At this point you should google the results. You may notice that the “royal arch” leads you to the Masons, who invented the pigpen cipher. From this, you can infer the structure of the ciphers and the connections among them. Indeed, a translation of one cipher refers to another. So you should proceed in trying to figure out what the texts you have already deciphered refer to. Eoin Colfer is the author of the Artemis Fowl series that contains a Gnomish cipher, and Oasis of Lifewater will lead you to Commander Keen video games with their own cipher. When you finish translating all of the ciphers, you get the following list:

  • AQUAL MAGNA: in Coldplay’s X&Y Baudot code
  • COLFERR: in Edgar Allen Poe’s “The Gold-Bug” cipher
  • DOCTOR WEFRNSTROM: in Daedric from the Elder Scrolls series
  • ELEMENTARHY: in Futurama’s Alienese
  • MYLKO XYLOTO: in Commander Keen’s Standard Galactic Alphabet
  • NEVEROMORE: in Bionicle’s Matoran alphabet
  • OAOSIS OF LIFEWATER: in the Pigpen (Masonic) cipher
  • ORANGE DYARTWING: in Eoin Colfer’s Gnommish from Artemis Fowl series
  • RBOYAL ARCH: in Conan Doyle’s “The Adventure of the Dancing Men” code

The bold letters do not give you any meaningful words. So there is more to this puzzle and you need to keep looking. You will notice that the translations are in alphabetical order. This is a sign of a good puzzle where nothing is random. The alphabetical order means that you need to figure out the meaningful order.

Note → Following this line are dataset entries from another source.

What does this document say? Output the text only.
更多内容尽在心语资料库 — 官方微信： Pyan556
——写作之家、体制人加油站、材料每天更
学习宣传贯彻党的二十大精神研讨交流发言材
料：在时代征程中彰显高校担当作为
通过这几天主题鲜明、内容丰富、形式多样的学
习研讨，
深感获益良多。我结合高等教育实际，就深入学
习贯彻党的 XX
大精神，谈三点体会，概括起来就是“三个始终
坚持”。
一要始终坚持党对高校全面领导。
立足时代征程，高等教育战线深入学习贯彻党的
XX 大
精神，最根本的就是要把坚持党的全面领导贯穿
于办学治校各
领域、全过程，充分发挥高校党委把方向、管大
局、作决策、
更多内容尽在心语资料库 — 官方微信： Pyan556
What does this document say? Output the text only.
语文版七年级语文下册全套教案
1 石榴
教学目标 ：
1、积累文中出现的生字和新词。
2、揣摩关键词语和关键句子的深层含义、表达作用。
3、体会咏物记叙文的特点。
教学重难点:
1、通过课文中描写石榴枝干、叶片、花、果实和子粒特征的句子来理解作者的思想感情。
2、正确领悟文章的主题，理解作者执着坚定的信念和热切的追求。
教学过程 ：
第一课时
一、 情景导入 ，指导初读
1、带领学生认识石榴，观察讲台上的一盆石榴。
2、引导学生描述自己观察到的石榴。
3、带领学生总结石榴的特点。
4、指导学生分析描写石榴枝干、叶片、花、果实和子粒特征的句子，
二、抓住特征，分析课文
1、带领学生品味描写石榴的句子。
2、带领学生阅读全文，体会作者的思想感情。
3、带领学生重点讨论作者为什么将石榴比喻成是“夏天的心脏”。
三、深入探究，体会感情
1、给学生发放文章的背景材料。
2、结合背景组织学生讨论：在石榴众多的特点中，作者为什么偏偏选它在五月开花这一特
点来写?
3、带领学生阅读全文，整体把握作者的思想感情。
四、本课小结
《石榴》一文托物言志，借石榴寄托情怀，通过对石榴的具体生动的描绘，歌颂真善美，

To start, the phrases reference each other, so there is a cyclic order of reference. More importantly, the authors of the puzzle added an extra letter to each phrase. They could have put this letter anywhere in the phrase. As there is nothing random, and the placements are not the same, the index of the bold letter should provide information. If you look closely, you’ll see that the bold letters are almost all in different places. If we choose the second R in COLFERR as an extra R, then the bold letter in each text is in a different place. Try to order the phrases so that the bold letters are on the diagonal. You’ll see that this order coincides with the reference order, which gives you an extra confirmation that you are on the right track. So, let’s order:


Now the extra letters read BOKLORYFH. This is not yet meaningful, but what is this puzzle about? It is about famous substitution ciphers. The first and most famous substitution cipher is the Caesar cipher. So it is a good idea to use the Caesar cipher on the phrase BOKLORYFH. There is another hint in the puzzle that suggests using the Caesar cipher. Namely, there are many ways to clue the dancing men code. It could be Conan Doyle, Sherlock Holmes, and so on. For some reason the authors chose to use the word ELEMENTARY as a hint. Although this is a valid hint, you can’t help but wonder why the authors of the puzzle are not consistent with the hints. Again, there is nothing random, and the fact that the clues are under-constrained means there might be a message here. Indeed, the first letters read ROMAN CODE, hinting again at the Caesar shift. So you have to do the shift to arrive at the answer to this puzzle, which is ERNO RUBIK.